In 2005, a jury convicted John Montenegro Cruz of first-degree murder for the 2003 killing of a Tucson police officer and sentenced Cruz to death. The Arizona Supreme Court affirmed Cruz’s conviction and sentence, and the U.S. Supreme Court denied his petition for a writ of certiorari.

 

In 2012, Cruz filed a petition in state court for post-conviction relief, which the court dismissed, and the Arizona Supreme Court denied review.

 

In 2014, Cruz initiated federal habeas proceedings. In 2016, while those proceedings were ongoing, the U.S. Supreme Court decided Lynch v. Arizona (Lynch II), holding that the Arizona Supreme Court had misapplied precedent. Cruz then filed a second petition for post-conviction relief. Ordinarily that second petition would be barred, but state law provides for an exception if there was an intervening “significant change in the the law.” Cruz argued that the decision in Lynch II was a signficant change in the law, that it applies retroactively, and would probably overturn his sentence.

 

The Arizona Supreme Court concluded that Lynch II was not a significant change in the law and was instead based on precedent well established at the time the defendant was convicted and sentenced.


Questions

  1. Is the Arizona Supreme Court’s ruling that a state rule of criminal procedure precluded post-conviction relief an adequate and independent state-law ground for the judgment against him, thereby precluding review by a federal court?

Conclusions

  1. The Arizona Supreme Court’s holding below is not an adequate state-law ground supporting that judgment and thus does not preclude federal court review. Justice Sonia Sotomayor authored the 5-4 majority opinion of the Court.
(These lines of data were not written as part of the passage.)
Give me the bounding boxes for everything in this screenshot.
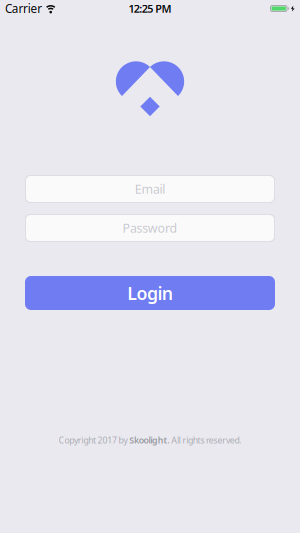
button[interactable]: Password	[25, 214, 275, 242]
staticText: Email	[135, 181, 165, 198]
staticText: Copyright 2017 by	[59, 434, 129, 446]
staticText: All rights reserved.	[169, 434, 241, 446]
staticText: Carrier	[5, 0, 42, 16]
staticText: Password	[122, 220, 178, 236]
button[interactable]: Email	[25, 175, 275, 203]
staticText: Skoolight.	[129, 434, 169, 446]
button[interactable]: Login	[25, 276, 275, 310]
staticText: 12:25 PM	[128, 1, 172, 16]
staticText: Login	[127, 281, 173, 305]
    If the judgment of a state court rests on “adequate and independent state-law grounds,” the Supreme Court will not decide a simultaneously presented question of federal law. Generally, a state’s procedural ruling is adequate to foreclose a review of a federal claim.

    The Arizona Supreme Court’s decision holding that Lynch v. Arizona, 578 U.S. 613, did not represent a “significant change in the law,” as it was entirely new and conflicted with existing state law. Because the interpretation was so novel and unforeseeable, it cannot constitute an adequate state procedural ground.

    Justice Amy Coney Barrett authored a dissenting opinion, in which Justices Clarence Thomas, Samuel Alito, and Neil Gorsuch joined, arguing that the Court should have given the “utmost deference” to the state court’s interpretation of its own precedent and that it failed to do so.